Un interview de Jacques Baud fait penser (1).

En gros, il y a plusieurs sortes de guerres, et la 5ème génération est celle de la propagande pure, celle qui nous affecte et qui est le sujet de la présente: que se passe-t-il, et que nous arrive-t-il ? 

Le dégout

Comment le monde qui a été celui de ma vie, le libéralisme (au sens large) occidental, allié de l'Amérique triomphante peut il être aujourd'hui pour moi, et dans son ensemble, un lieu de corruption et de mensonges éhontés et pire, bien pire, une zone de déclin et de suicide, sans parler de la haine de soi redoublée, celle qui inspire avec le mépris pour cette haine généralisée là, la volonté de tout voir détruit tant la puissance néfaste de ce que nous sommes devenu inspire le dégout. 

Baud est un analyste en géopolitique, d'origine modeste, il n'est ni universitaire ni politique et répand dans la "réinformasphère" (une variante de la fachosphère consacrée à la Russie) des discours qui contredisent radicalement les doxas officielles médiatiques ET politiques unanimement associées en Europe. Au passage, il fait plus que ça, il établit analyse et décrit la structure d'un dispositif local à l'Occident qui le sépare du reste du monde, et qui rend cet unanimisme un objet critiquable rationnellement. Au point que, et là Baud agit en "maitre", on puisse juger ce monde-là comme on explore un tiers monde, ou plus exactement un asile: en entomologiste, en psychiatre.

Au-delà de l'expression colérique désordonnée qui ravage mes motivations et envies de vivre, on peut donc examiner ces choses comme un civilisé véritable face à la barbarie, en modélisateur et peut être en thérapeute, alors que l'on se voudrait barbare voire encore pire pour achever par le feu ces horribles perversions. Un point de vue "suisse" en quelque sorte, ce qu'est Baud d'ailleurs, bien que la Suisse, partie prenant du conflit, ou disons-le à demi partie prenante, car ses traditions font qu'on y trouve encore quelque uns qui ne se plient pas à l'impérium... Un parti pris martien disons, qui se caractérise assez subtilement, il faut le dire.

D'abord la critique de l'unanimisme: élaborer une position qui ne puisse être dans le fond ET dans la forme issue d'une attitude de choix à visée objective entre des points balancés décrits à égalité est interdit. Violé avec sadisme et en série par l'ennemi abhorré qui... (j'arrête là, me voilà qui viole aussi), l'interdit n'est donc pas respecté. Il viole la prudence et la bienséance et le fait est que je m'y efforce souvent (ou pas), ne serait que pour savoir précisément quoi haïr. 

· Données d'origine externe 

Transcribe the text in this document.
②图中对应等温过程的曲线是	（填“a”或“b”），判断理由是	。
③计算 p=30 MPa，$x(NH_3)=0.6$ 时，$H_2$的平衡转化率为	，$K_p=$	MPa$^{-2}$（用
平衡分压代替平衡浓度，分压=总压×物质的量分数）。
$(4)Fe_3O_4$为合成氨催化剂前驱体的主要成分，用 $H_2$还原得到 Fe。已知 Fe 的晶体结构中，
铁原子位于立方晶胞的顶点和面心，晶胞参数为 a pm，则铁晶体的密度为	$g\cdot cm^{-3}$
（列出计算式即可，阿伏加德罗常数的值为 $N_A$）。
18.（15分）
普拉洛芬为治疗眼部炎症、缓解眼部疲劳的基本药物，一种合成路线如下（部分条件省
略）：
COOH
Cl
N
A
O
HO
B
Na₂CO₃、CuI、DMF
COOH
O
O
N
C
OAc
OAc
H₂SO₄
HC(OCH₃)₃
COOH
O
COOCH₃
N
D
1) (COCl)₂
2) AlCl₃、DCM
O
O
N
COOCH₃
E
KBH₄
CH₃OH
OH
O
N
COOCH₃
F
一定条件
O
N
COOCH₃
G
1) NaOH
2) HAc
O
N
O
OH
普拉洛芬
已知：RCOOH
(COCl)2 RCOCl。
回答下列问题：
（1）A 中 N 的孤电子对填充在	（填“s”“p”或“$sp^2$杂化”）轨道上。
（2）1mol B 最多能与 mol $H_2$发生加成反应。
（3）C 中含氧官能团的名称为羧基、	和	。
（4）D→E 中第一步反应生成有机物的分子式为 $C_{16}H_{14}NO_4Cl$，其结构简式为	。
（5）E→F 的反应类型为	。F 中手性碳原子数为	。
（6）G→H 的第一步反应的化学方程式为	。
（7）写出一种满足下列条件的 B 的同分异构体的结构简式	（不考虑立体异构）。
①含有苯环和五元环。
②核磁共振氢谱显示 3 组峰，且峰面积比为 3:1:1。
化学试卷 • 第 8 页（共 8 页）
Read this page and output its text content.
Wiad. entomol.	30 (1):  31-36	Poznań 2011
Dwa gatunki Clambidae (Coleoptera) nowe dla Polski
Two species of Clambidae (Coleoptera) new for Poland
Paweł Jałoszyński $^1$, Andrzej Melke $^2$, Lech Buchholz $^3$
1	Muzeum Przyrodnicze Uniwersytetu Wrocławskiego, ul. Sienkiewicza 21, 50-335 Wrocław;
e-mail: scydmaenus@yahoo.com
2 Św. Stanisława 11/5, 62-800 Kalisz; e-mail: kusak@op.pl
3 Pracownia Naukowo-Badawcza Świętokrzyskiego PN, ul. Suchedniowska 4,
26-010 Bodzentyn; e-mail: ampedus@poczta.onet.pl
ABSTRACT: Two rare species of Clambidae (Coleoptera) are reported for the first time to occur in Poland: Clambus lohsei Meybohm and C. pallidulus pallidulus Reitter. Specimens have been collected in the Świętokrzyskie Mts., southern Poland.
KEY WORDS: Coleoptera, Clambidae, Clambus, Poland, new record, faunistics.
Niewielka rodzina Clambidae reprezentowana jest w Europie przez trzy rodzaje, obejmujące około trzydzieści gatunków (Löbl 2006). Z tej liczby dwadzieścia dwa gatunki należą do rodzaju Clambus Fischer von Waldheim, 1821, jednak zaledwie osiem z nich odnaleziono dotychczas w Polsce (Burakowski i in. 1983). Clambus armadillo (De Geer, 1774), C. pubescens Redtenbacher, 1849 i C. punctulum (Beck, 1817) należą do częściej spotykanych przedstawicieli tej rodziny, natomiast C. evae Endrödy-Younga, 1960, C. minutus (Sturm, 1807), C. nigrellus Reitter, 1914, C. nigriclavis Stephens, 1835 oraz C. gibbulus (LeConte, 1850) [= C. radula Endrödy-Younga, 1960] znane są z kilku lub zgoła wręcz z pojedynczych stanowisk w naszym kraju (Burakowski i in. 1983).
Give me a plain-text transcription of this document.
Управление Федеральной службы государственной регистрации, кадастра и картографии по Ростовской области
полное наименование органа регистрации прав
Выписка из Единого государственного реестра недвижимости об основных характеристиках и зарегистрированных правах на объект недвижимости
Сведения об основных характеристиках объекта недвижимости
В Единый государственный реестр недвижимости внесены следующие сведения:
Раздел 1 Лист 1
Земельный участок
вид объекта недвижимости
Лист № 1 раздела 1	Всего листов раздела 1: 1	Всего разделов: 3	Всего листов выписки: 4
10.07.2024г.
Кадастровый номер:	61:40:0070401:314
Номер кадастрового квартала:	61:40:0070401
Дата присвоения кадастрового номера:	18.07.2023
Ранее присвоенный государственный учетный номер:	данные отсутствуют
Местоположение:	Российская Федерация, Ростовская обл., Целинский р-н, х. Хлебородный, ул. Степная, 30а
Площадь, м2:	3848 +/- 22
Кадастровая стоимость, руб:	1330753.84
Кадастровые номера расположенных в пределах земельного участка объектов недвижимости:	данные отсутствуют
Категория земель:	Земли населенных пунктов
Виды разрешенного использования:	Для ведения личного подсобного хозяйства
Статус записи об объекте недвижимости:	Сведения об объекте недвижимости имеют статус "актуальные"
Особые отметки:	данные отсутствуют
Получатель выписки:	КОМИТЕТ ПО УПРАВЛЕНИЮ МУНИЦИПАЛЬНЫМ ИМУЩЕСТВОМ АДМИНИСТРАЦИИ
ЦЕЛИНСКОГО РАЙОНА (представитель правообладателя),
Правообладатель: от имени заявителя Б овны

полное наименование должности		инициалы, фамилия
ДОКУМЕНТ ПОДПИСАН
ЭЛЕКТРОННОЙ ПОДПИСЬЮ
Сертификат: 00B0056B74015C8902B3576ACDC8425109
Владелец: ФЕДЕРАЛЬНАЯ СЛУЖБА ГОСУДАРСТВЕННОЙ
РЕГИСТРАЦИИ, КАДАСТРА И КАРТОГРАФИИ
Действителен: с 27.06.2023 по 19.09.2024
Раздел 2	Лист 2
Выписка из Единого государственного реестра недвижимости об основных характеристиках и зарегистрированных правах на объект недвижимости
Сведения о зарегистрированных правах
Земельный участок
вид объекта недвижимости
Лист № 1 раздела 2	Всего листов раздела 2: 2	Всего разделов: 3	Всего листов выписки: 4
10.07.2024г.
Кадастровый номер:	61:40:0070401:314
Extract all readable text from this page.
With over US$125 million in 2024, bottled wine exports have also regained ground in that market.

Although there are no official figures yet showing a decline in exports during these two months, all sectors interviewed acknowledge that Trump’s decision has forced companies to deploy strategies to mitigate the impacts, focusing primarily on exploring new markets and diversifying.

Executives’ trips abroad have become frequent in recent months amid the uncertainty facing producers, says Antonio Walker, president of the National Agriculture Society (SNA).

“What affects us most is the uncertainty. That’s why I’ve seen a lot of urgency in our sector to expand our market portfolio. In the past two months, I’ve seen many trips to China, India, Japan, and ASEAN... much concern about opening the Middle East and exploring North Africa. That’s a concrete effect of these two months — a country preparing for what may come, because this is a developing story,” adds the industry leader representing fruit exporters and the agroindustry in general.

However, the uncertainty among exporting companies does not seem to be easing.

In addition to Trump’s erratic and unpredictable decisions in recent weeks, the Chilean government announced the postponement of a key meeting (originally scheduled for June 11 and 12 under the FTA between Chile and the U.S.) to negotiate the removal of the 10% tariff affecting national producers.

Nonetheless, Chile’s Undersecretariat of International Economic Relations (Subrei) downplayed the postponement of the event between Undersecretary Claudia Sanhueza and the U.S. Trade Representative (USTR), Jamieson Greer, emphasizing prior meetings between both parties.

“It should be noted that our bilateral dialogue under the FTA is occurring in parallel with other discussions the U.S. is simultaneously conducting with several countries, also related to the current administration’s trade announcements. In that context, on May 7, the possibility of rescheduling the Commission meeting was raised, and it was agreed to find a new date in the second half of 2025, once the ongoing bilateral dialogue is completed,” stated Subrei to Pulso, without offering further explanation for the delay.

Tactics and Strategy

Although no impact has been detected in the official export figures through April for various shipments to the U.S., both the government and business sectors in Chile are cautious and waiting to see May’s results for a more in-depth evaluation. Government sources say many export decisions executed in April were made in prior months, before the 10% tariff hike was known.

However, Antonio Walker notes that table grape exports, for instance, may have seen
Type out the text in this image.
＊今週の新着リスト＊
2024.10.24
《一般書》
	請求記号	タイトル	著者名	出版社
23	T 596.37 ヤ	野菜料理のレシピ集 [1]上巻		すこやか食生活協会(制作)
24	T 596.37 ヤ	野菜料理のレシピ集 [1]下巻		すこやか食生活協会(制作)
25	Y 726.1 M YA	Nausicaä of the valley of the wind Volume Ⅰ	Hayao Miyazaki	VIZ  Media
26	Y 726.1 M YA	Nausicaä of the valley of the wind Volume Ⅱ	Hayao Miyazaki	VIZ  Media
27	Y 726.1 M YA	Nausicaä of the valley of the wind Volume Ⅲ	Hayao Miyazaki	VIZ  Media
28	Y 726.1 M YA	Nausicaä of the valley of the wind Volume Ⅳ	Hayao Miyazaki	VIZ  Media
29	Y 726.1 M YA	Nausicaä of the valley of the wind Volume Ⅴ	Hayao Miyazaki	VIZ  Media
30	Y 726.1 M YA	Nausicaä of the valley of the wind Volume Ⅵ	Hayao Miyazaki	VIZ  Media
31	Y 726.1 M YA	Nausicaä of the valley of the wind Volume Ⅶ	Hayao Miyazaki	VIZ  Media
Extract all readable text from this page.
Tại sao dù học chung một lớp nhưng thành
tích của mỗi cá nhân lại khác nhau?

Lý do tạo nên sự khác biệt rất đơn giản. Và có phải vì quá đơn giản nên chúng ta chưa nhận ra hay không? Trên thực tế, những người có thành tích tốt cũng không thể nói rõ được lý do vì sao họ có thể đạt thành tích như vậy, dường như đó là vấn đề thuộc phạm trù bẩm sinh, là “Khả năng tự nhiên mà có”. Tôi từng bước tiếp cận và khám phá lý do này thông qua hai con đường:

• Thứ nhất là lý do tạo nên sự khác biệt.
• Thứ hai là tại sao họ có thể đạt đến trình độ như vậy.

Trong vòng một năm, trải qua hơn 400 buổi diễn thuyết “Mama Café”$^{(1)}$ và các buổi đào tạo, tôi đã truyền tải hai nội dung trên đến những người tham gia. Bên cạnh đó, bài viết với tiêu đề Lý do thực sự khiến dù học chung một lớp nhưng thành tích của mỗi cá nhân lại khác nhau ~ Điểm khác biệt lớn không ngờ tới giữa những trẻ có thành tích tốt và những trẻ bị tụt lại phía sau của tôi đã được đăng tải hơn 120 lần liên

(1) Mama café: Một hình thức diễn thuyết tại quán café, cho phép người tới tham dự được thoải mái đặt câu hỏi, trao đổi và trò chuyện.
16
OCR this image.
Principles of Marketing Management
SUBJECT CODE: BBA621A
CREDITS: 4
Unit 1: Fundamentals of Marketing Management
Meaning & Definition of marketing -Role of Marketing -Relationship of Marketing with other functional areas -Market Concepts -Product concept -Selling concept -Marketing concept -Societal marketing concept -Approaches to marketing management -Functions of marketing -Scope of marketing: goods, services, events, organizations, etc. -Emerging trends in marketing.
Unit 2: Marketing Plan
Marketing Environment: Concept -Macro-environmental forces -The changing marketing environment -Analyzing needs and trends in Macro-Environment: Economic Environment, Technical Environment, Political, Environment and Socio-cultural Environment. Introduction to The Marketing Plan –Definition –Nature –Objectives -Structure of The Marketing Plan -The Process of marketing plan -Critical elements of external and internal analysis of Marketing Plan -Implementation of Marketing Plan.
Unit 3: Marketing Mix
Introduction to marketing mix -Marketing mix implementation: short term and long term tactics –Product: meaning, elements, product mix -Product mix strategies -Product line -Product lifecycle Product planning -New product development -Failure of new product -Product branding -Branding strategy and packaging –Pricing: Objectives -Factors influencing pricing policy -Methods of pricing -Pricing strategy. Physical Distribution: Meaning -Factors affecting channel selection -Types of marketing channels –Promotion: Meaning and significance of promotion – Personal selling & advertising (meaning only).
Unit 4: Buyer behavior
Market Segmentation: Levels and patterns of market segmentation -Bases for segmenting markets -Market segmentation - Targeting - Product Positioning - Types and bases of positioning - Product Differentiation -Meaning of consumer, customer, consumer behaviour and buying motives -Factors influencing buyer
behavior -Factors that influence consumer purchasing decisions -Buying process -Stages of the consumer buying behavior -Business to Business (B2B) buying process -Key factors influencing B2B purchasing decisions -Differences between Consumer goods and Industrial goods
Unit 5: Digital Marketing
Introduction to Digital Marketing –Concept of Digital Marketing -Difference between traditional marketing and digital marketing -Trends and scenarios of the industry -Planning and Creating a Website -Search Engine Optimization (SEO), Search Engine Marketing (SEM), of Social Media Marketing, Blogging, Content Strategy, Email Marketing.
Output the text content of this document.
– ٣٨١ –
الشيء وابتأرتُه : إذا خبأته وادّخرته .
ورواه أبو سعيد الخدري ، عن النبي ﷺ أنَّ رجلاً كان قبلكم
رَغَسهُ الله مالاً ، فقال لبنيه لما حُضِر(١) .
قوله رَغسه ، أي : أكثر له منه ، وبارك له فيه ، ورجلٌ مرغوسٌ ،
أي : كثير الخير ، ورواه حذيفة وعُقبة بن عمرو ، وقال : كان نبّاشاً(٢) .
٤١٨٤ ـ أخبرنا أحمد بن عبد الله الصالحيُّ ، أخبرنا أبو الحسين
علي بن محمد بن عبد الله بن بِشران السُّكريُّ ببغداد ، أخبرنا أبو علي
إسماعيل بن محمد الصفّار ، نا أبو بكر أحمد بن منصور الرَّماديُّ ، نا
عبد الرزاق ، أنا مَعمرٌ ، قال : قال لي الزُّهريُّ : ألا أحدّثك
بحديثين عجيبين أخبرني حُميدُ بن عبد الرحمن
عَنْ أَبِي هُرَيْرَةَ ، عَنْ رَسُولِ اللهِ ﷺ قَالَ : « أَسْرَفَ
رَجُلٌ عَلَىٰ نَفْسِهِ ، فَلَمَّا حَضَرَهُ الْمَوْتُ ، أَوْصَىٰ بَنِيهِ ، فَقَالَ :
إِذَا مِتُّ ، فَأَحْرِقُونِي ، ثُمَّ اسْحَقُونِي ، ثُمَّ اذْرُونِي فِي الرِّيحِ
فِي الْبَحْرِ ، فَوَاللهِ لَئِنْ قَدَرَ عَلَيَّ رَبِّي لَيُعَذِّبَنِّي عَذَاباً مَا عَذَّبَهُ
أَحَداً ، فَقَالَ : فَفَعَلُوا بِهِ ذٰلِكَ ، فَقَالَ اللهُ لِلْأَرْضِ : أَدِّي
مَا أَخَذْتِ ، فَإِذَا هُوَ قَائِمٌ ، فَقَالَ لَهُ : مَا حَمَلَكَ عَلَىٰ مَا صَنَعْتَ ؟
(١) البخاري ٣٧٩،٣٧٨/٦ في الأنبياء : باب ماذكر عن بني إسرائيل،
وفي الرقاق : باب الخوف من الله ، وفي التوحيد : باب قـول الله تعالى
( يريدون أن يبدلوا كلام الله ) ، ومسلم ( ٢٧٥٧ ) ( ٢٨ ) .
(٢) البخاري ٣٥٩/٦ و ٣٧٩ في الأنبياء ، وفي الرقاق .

Ensuite quelque chose de plus impalpable et qui tient à une notion plus subtile de l'"ailleurs" quant au point de vue émettant le jugement. Le point de vue partisan est positionné dans une confrontation, ses avis sont des coups portés à l'adversaire et participent du conflit. L'orientation, l'axiologique du discours est sa forme complète et suffit à le caractériser, les modalités de son contenu n'adressant que l'efficacité du coup porté.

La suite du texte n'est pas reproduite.